The strengthening of a well-developed injury prevention program in the state health department is the foundation for state and local injury prevention efforts. In many states, however, this key element is only a fledgling effort. There is wide disparity between states in the extent to which injury prevention is a priority program at the health department level. A 1988 survey of state and territorial health departments found that 10 states had a separate injury program or unit devoted solely to injury prevention (Harrington et al., 1988). Forty percent of the states or territories allocated one full-time equivalent (FTE) or less to injury prevention, and the major sources of funding for state injury prevention efforts were MCH block grants, and PHHS block grants (Harrington et al., 1988).
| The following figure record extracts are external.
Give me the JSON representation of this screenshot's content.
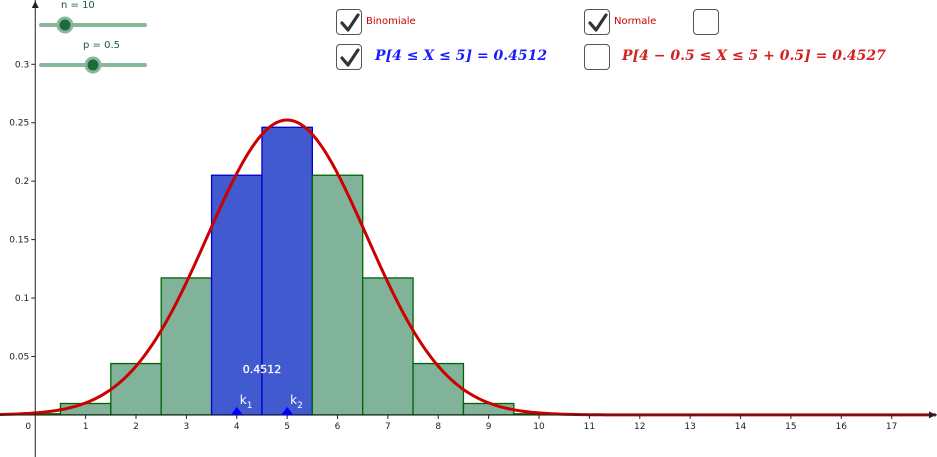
{
  "sliders": {
    "n": {
      "label": "n = 10",
      "value": 10,
      "min": 1,
      "max": 40
    },
    "p": {
      "label": "p = 0.5",
      "value": 0.5,
      "min": 0,
      "max": 1
    }
  },
  "checkboxes": {
    "binomiale": {
      "label": "Binomiale",
      "checked": true
    },
    "normale": {
      "label": "Normale",
      "checked": true
    },
    "extra": {
      "label": "",
      "checked": false
    },
    "prob_binomiale": {
      "checked": true
    },
    "prob_normale": {
      "checked": false
    }
  },
  "formulas": {
    "binomiale": "P[4 ≤ X ≤ 5] = 0.4512",
    "normale": "P[4 − 0.5 ≤ X ≤ 5 + 0.5] = 0.4527"
  },
  "points": {
    "k1": "k1",
    "k2": "k2"
  },
  "colors": {
    "bar_fill": "#80b39a",
    "bar_stroke": "#006400",
    "highlight_fill": "#415ad0",
    "highlight_stroke": "#0000cc",
    "curve": "#cc0000",
    "binomiale_text": "#1a1aff",
    "normale_text": "#d42020",
    "label_red": "#cc0000"
  },
  "chart_data": {
    "type": "bar",
    "x": [
      0,
      1,
      2,
      3,
      4,
      5,
      6,
      7,
      8,
      9,
      10
    ],
    "values": [
      0.00098,
      0.00977,
      0.04395,
      0.11719,
      0.20508,
      0.24609,
      0.20508,
      0.11719,
      0.04395,
      0.00977,
      0.00098
    ],
    "highlight": [
      4,
      5
    ],
    "highlight_label": "0.4512",
    "curve": {
      "type": "normal",
      "mean": 5,
      "sd": 1.5811
    },
    "x_ticks": [
      0,
      1,
      2,
      3,
      4,
      5,
      6,
      7,
      8,
      9,
      10,
      11,
      12,
      13,
      14,
      15,
      16,
      17
    ],
    "y_ticks": [
      0.05,
      0.1,
      0.15,
      0.2,
      0.25,
      0.3
    ],
    "xlim": [
      -0.7,
      17.9
    ],
    "ylim": [
      -0.036,
      0.355
    ]
  }
}
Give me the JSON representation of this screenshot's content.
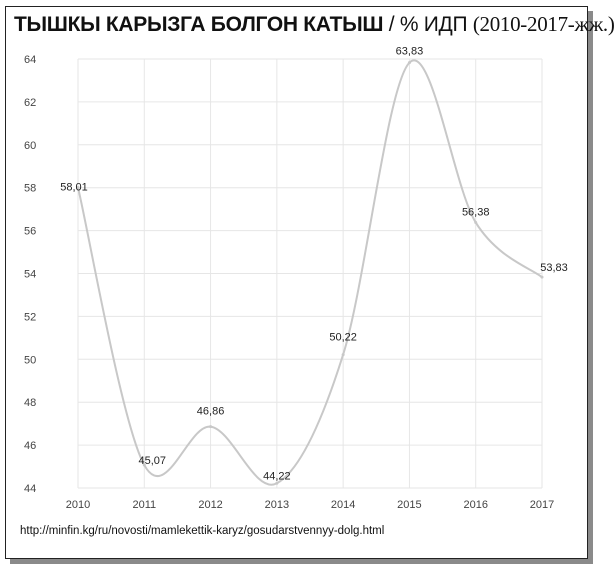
{
  "title": {
    "main": "ТЫШКЫ КАРЫЗГА БОЛГОН КАТЫШ",
    "unit": "/ % ИДП",
    "years": "(2010-2017-жж.)"
  },
  "source": "http://minfin.kg/ru/novosti/mamlekettik-karyz/gosudarstvennyy-dolg.html",
  "chart_data": {
    "type": "line",
    "smooth": true,
    "title": "ТЫШКЫ КАРЫЗГА БОЛГОН КАТЫШ / % ИДП (2010-2017-жж.)",
    "xlabel": "",
    "ylabel": "",
    "x": [
      "2010",
      "2011",
      "2012",
      "2013",
      "2014",
      "2015",
      "2016",
      "2017"
    ],
    "values": [
      58.01,
      45.07,
      46.86,
      44.22,
      50.22,
      63.83,
      56.38,
      53.83
    ],
    "data_labels": [
      "58,01",
      "45,07",
      "46,86",
      "44,22",
      "50,22",
      "63,83",
      "56,38",
      "53,83"
    ],
    "ylim": [
      44,
      64
    ],
    "yticks": [
      44,
      46,
      48,
      50,
      52,
      54,
      56,
      58,
      60,
      62,
      64
    ],
    "grid": true,
    "line_color": "#c8c8c8",
    "grid_color": "#e6e6e6"
  }
}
This picture seems to have changed little in the intervening 10 years. The committee and staff interviewed state personnel from 30 state departments of health and found that there is still wide disparity in the size and funding of injury prevention programs independent of state size and population: 3 of the 30 states have extensive injury programs with 14–23 FTEs and more than $1.5 million in funding, whereas 8 of the 30 states have 1.5 FTEs or less devoted to injury prevention. The primary sources of funding continue to be MCH and PHHS block grants, and the majority of states have only limited direct state funding. Little funding for state capacity building is available from the National Center for Injury Prevention and Control (NCIPC) and the funding that is made available is often earmarked for specific programs of NCIPC interest. Consequently, locally prioritized prevention programs often lack needed resources. Injury prevention programs are administratively placed in a variety of different divisions of the state health department (e.g., epidemiology, health promotion, maternal and child health, chronic disease prevention, EMS, environmental health). Program placement is important in that it may influence not only the division's priorities for the injury prevention program but also the specific injuries that the program may target (e.g., maternal and child health may target only childhood injuries).
The State and Territorial Injury Prevention Directors' Association (STIPDA)1 Safe States initiative outlines five core elements necessary for a well-developed injury prevention program: (1) statewide and local data collection and analysis; (2) program design, implementation, and evaluation; (3) coordination and collaboration; (4) technical support and training; and (5) policy development (STIPDA, 1997). In some cases, components (e.g., surveillance) may be administratively located in separate divisions of the health department, and close collaboration between divisions is crucial.